On the other hand, the mucosa that forms around the implants shares similarities with the gum that forms around the teeth. Like periodontal tissues, soft peri-implant tissues have a protective function against external environmental aggressions, such as microorganisms. The peri-implant mucosa presents a different inflammatory response, such that after the accumulation of oral biofilm the extension of the inflammation may become deeper. Therefore, peri-implant tissues are less responsive to the aggression of oral biofilm compared to periodontal tissues.
The presence of microorganisms on the surface of dental implants occurs quickly after exposure to the oral cavity, which can cause peri-implant diseases (peri-implant mucositis and peri-implantitis). Peri-implant mucositis is an inflammatory lesion that occurs in the mucosa surrounding an implant .
The most common characteristics are edema, redness and hyperplasia of the mucosa, bleeding (Ikeda-Artacho et al., 2007) without loss of the surrounding bone. The continuous presence of bacterial plaque (oral biofilm) on the implants induces this inflammatory reaction and, if not treated correctly, it can evolve to peri-implantitis.
Periimplantitis is an inflammatory lesion of the mucosa that surrounds a functioning implant, associated with the loss of supporting bone (Zitmann and Berglundh 2008). The lesions caused by periimplantitis are poorly encapsulated, extend into the marginal bone tissue and, if they advance, can cause the loss of the implant.
Prevention and treatment
The prevention and treatment of these periodontal and peri-implant pathologies should focus on the application of anti-infective measures. The objective is to achieve the mechanical destructuring of bacterial plaque (oral biofilm) and the reduction of bacteria that cause pathologies at levels compatible with health. For this it is necessary to carry out combined treatments that include a mechanical and chemical treatment. The mechanical treatment breaks down the bacterial plaque (oral biofilm); however, it has certain limitations in non-compliant patients. Therefore, the use of antiseptics, such as Chlorhexidine or Cetilpiridinium Chloride, is essential as a chemical adjuvant to the mechanical treatment in the biofilm control.

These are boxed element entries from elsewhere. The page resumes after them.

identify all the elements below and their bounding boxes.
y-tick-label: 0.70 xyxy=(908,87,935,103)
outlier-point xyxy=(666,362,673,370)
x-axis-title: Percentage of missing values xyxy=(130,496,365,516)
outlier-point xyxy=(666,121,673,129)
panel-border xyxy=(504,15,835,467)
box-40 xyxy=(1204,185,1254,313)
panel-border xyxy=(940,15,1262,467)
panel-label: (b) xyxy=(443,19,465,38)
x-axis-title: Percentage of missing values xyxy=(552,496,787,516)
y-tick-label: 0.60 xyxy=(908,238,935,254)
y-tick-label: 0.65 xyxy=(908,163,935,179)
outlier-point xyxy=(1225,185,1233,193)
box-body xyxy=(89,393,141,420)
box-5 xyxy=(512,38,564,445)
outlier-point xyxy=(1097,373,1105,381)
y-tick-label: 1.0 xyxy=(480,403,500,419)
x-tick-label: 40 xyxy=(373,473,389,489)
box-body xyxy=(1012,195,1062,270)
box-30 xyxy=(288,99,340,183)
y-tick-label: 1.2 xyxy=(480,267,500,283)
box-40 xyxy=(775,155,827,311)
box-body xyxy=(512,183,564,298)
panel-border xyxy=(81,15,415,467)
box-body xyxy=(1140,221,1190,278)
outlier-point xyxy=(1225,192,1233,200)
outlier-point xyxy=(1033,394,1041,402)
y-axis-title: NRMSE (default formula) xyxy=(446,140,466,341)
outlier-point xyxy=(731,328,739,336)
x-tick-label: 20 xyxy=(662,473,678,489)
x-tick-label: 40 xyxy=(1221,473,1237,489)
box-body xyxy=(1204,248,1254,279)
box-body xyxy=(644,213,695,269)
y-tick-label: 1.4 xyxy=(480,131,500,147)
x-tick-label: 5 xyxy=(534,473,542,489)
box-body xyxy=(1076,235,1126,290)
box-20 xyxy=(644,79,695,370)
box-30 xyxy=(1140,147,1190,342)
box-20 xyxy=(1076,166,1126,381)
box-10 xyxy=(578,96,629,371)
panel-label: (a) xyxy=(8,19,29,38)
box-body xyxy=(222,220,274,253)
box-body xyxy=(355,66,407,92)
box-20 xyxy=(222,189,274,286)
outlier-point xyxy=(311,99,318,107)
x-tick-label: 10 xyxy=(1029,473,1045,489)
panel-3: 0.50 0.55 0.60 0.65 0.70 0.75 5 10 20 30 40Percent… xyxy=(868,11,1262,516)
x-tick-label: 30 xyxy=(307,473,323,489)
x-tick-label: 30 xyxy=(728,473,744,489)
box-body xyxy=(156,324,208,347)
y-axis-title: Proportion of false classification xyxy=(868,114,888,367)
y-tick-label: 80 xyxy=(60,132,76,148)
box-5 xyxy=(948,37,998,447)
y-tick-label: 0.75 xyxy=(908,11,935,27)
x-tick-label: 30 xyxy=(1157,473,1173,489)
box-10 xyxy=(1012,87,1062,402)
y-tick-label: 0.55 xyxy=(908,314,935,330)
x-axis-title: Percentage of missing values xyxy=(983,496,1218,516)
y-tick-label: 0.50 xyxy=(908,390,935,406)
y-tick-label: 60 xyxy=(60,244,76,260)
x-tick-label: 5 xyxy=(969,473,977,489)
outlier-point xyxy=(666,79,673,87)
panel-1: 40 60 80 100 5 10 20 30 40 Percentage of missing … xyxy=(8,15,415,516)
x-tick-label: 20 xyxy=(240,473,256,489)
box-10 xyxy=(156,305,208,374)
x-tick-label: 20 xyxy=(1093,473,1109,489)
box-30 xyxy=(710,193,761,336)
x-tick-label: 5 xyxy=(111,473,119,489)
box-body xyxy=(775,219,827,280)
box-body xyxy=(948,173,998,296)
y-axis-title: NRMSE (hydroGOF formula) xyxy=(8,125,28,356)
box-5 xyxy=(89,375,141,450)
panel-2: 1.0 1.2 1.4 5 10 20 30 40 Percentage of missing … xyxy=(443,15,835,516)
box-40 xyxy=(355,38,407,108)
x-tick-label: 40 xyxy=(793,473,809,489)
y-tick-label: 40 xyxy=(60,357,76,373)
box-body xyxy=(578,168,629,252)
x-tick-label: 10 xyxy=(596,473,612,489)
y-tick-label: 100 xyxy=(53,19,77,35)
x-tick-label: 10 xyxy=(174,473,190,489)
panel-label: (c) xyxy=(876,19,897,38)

That is why efforts should focus on maintaining the health of teeth and implants or, what is the same, in the prevention of the onset of periodontal and peri-implant diseases, whose objective will be to prevent inflammation and infection of the teeth. dental and peri-implant tissues and prevent the formation of a pathogenic biofilm, thus minimizing the risk of failure of periodontal treatments and that of implants.